When Your Baby Goes on a Nursing Strike
Why did your baby suddenly refuse to nurse? Read on to find out.
Deciding between bottle and breast when it comes to feeding your baby is, for some mothers, a much thought-out decision. This is especially true for mums who return to working outside the home after the birth of their child. So for those mums who choose to breastfeed but whose babies go on strike (refuse to nurse), the issue becomes even more stressful.
A nursing strike happens when a baby refuses to nurse after having done so without a problem since birth.
Why babies go on strike
There are a number of reasons that babies quit nursing. Some are easily ‘fixed’, while others may take a little more persuasion on mum’s part to get things working again.
1) A stuffy nose or cold
You know what it is like to have a stuffy nose and try to take a drink, so think of what it makes your baby feel like. They will resist sucking because it makes it so hard to breathe.
2) An earache
Ouch! Earaches are painful enough on their own, but when you add sucking to the problem…and the pain.
3) A cold sore or thrush
Cold sores often break open when a baby tries to suck, causing pain and burning sensations. As for thrush, if you’ve never had it, count yourself fortunate. It hurts. About the only thing that feels tolerable in your mouth is something cold.
4) A fever
If a baby is hot, being pressed against a warm body may cause them to be restless. When the issues are medical conditions such as earaches, stuffy noses, thrush or fever, getting the proper medical treatments and medications should take care of the problems.
5) A change in the taste
Mums need to watch their diet carefully while nursing. Whatever you eat will affect the taste of the milk. If the baby does nurse, though, some foods can cause gastrointestinal discomfort. The taste of your skin could also change due to the soap, lotion or perfume you use. Funny tasting milk can be fixed by making dietary changes. Cut out the spicy, gaseous and acidic foods (or at least keep them to a minimum). As much as we all like to use luxurious smelling soaps and lotions to keep our skin soft and smooth, you’ll need to squelch using them on your breasts. A light baby lotion will suffice and do not put anything but nipple cream on your nipples.
Sucking causes gum pain in many babies during teething. Teething pain can be soothed with all-natural teething pills or topical numbing agents. Using 15-30 minutes before feeding should take care of the problem and allow baby to nurse pain-free.
7) Preferring a bottle
If your baby uses a bottle during the day while you are at work, they may decide they prefer the bottle.

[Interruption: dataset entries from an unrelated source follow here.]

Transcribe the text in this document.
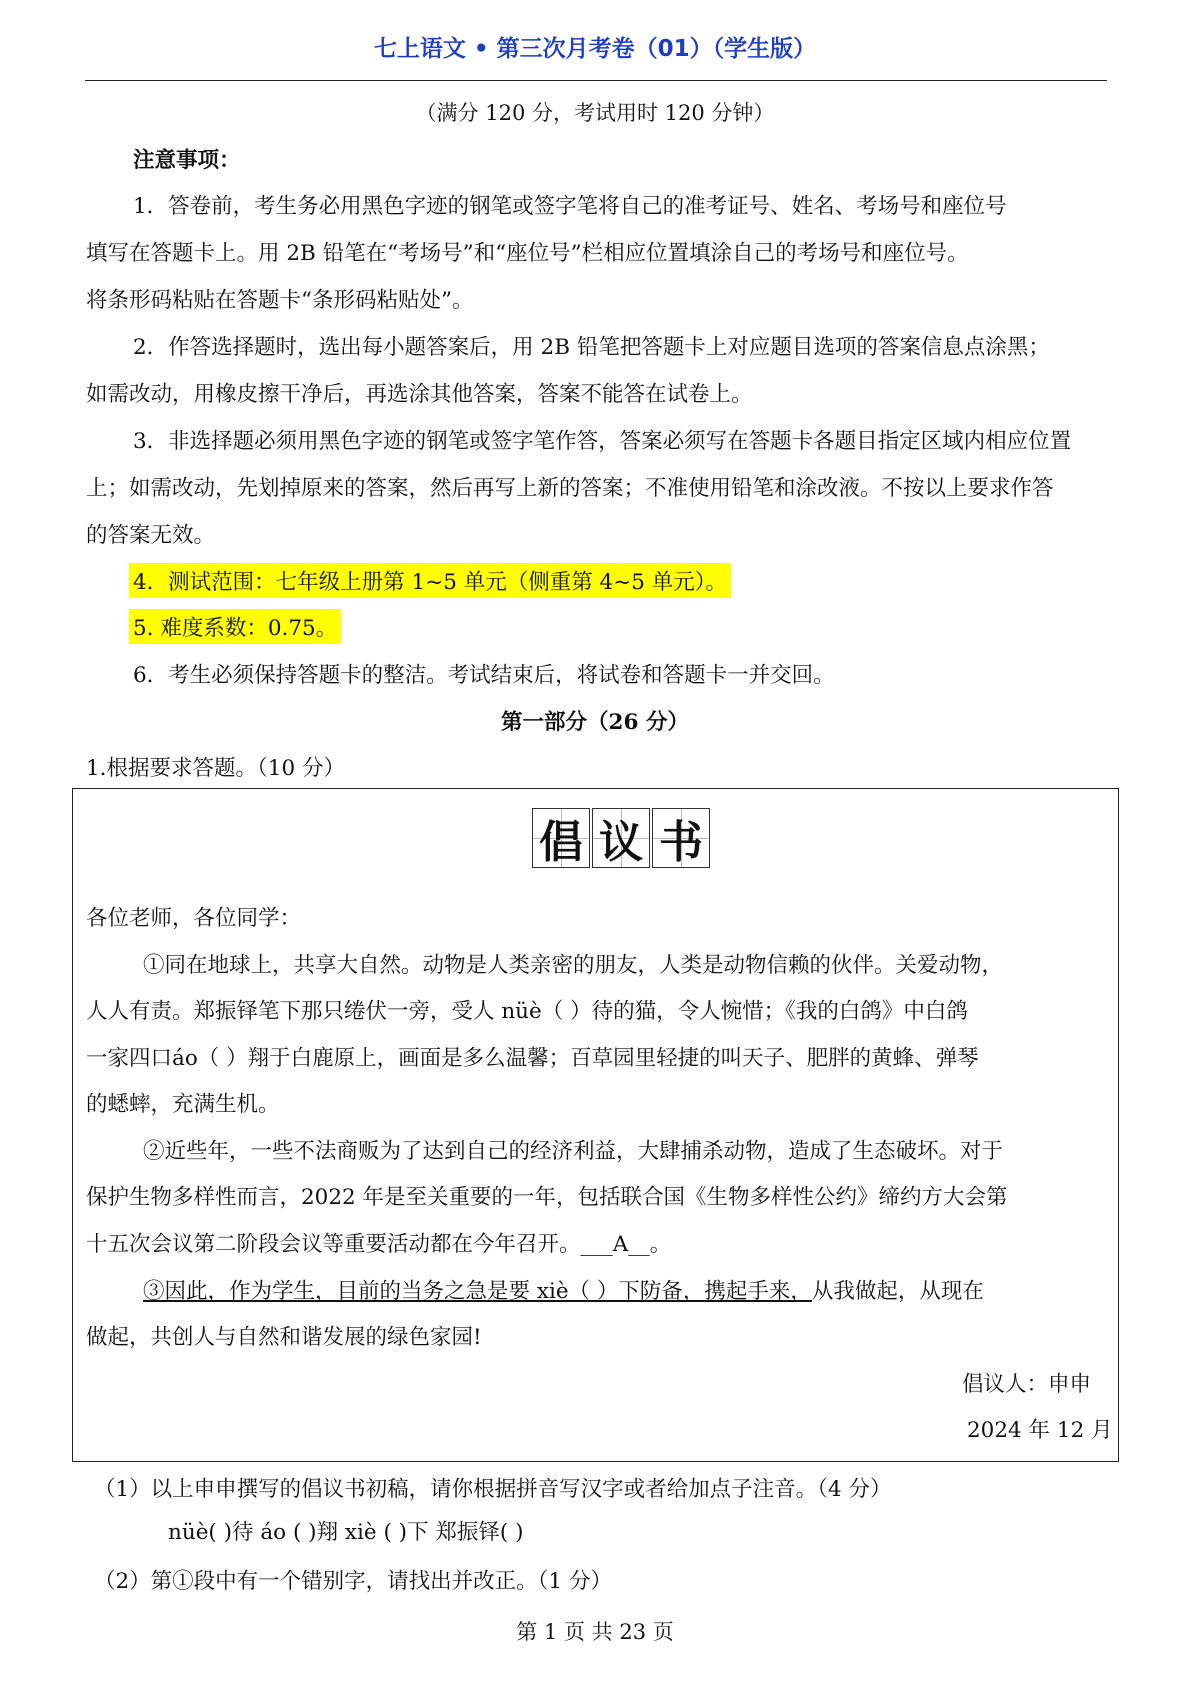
七上语文 • 第三次月考卷（01）（学生版）
（满分 120 分，考试用时 120 分钟）
注意事项：
1．答卷前，考生务必用黑色字迹的钢笔或签字笔将自己的准考证号、姓名、考场号和座位号
填写在答题卡上。用 2B 铅笔在“考场号”和“座位号”栏相应位置填涂自己的考场号和座位号。
将条形码粘贴在答题卡“条形码粘贴处”。
2．作答选择题时，选出每小题答案后，用 2B 铅笔把答题卡上对应题目选项的答案信息点涂黑；
如需改动，用橡皮擦干净后，再选涂其他答案，答案不能答在试卷上。
3．非选择题必须用黑色字迹的钢笔或签字笔作答，答案必须写在答题卡各题目指定区域内相应位置
上；如需改动，先划掉原来的答案，然后再写上新的答案；不准使用铅笔和涂改液。不按以上要求作答
的答案无效。
4．测试范围：七年级上册第 1~5 单元（侧重第 4~5 单元）。
5. 难度系数：0.75。
6．考生必须保持答题卡的整洁。考试结束后，将试卷和答题卡一并交回。
第一部分（26 分）
1.根据要求答题。（10 分）
倡 议 书
各位老师，各位同学：
①同在地球上，共享大自然。动物是人类亲密的朋友，人类是动物信赖的伙伴。关爱动物，
人人有责。郑振铎笔下那只绻伏一旁，受人 nüè（ ）待的猫，令人惋惜；《我的白鸽》中白鸽
一家四口áo（ ）翔于白鹿原上，画面是多么温馨；百草园里轻捷的叫天子、肥胖的黄蜂、弹琴
的蟋蟀，充满生机。
②近些年，一些不法商贩为了达到自己的经济利益，大肆捕杀动物，造成了生态破坏。对于
保护生物多样性而言，2022 年是至关重要的一年，包括联合国《生物多样性公约》缔约方大会第
十五次会议第二阶段会议等重要活动都在今年召开。___A__。
③因此，作为学生，目前的当务之急是要 xiè（ ）下防备，携起手来，从我做起，从现在
做起，共创人与自然和谐发展的绿色家园!
倡议人：申申
2024 年 12 月
（1）以上申申撰写的倡议书初稿，请你根据拼音写汉字或者给加点子注音。（4 分）
nüè( )待 áo ( )翔 xiè ( )下 郑振铎( )
（2）第①段中有一个错别字，请找出并改正。（1 分）
第 1 页 共 23 页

When a baby reaches the age of 5 or 6 months, they are realizing there’s a great big world out there for them to see and explore. They may come to view nursing as an impediment to their exploring. If your baby is distracted, because there’s so much to see and do, try to nurse in an area they are familiar with and one that is quiet and allows you and your baby some solitude. Changes in routine and surroundings often cannot be helped. When these things occur, it is important to keep your baby’s routine as unchanged as possible as well as familiar blankets and bedding.
9) Too much milk
If a mom has an excessive supply of milk, it may come to quickly, causing the baby to feel frustrated-possibly even choking or gagging. Take the time two or three times a day to express some of that excess milk and freeze it for use in a bottle.
10) Overuse of pacifier
Overuse of a pacifier may satisfy a baby’s urge to suck, causing them to be less interested in nursing as long.
11) Nipple confusion
Does he usually get a lot of bottles? Did you upgrade to bigger teats? Stop all bottles and persist with the breast.
What else can I do?
Try to keep other aspects of your baby’s routine as normal as possible during the nursing strike. Give him or her extra love and more physical contact.
Keep track of wet diapers
If you are worried if your baby is consuming enough fluid – do keep track of his or her wet diapers. As a general guide, look our for at least five to six wet disposable diapers per day – or six to eight cloth diapers.
Don’t take it personally
Remaining calm and not taking your baby’s resistance to nurse personally will do more to help than just about anything. Your baby can sense your nervousness and will take their cue from you. Just do your best to assess the situation, make the necessary changes and love and nurture your precious little one.